Book: Vanity Fair
Author: William Makepeace Thackray
Published: 1848 (original; 2004 Penguin this edition)
Pages: 809
Let me preface this review with something you should keep in
mind throughout, because I’m going to sound like I’m contradicting this a
couple times: I liked this book.
So let’s tear it apart! Well, that might be difficult given
the softback-brick size – I bet you could use this edition to test the same
sort of strength ripping a phone book in half requires. But I did digest this
in chunks with several other books (in other reviews I post with this one)
between the adventures of 19th-century people who like wealth too
much to actually keep any of it and pure-hearted soles who by the tragicomic
turnings of fate find themselves falling into the same poverty state as the
people who got there dishonestly.
It’s basically three or four Jane Austen books together about
the same two families. It covers roughly the same-ish time period, same sort of
society manners, same sort of inheritance and scandal drama, same sort of
scheming and emphasis on society and how that, more than private decisions,
determines how a life will play out.
It’s also got the time’s same decorative, winking prose,
although Thackeray is more ironic and pointed and fourth-wall-crashing when
revealing hypocrisies that are widely known and still taken as givens in
society circles. He also brings in more peripheral details that can be wickedly
hilarious but don’t have bearings on anything except the general atmosphere.

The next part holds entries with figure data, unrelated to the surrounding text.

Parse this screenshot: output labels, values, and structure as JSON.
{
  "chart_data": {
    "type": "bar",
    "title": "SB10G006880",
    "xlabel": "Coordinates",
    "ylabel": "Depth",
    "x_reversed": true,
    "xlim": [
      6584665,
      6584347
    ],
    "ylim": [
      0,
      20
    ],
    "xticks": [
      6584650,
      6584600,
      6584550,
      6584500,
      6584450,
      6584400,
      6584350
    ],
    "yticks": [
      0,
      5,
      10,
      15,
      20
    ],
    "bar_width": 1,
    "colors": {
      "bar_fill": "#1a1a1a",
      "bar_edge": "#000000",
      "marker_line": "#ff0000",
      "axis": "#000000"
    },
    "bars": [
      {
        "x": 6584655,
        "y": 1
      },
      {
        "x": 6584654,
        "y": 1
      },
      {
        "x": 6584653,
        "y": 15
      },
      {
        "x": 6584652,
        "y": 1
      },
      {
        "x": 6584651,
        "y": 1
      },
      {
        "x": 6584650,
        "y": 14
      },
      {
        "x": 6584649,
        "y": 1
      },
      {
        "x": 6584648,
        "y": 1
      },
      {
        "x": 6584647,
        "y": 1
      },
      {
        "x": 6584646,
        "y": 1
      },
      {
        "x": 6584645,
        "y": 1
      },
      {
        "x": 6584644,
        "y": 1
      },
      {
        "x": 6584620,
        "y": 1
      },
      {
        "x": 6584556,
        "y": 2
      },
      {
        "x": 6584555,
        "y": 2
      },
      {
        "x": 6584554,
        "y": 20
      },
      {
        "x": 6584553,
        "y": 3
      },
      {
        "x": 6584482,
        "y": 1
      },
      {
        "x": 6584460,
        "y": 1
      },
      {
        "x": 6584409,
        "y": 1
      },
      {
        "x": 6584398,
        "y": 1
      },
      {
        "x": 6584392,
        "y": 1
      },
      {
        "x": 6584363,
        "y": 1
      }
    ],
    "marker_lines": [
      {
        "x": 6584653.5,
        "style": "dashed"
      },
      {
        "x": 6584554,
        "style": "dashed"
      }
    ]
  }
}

These all make you laugh and gain insight at unexpected points and understand
even the characters he writes as completely unrepentant.
But it was a terrible lunchtime read, because it takes like
twenty minutes to get back into (especially if you’ve been dealing with other
readings that are modern and just as difficult, like legal decisions or
software manuals) and then a few pages after I got going at a good clip I had
to stop. And then pick it back up after work when I had to remind myself where
I was again.
Plus everyone’s referred to by like three different names, like
their Christian name (okay – none of those repeat), their last name (oh…kay,
we’ve got like three generation of men in the same family so…is she flirting
with the dad or the—oh right, the son!), or their married name (is that a Mrs.?
That’s a Mrs. Okay. This is the wifey. Gotcha). Stylistically, it’s not the
easiest thing to keep straight.
Jane Austen anti-fans and people who don’t like
society-driven plots in general probably won’t enjoy this, but please do
believe me when I say I had a good time getting through it, especially since I
didn’t pressure myself to push through the difficult bits. Sometimes absence
really does make the reader grow fonder. Bookshelf.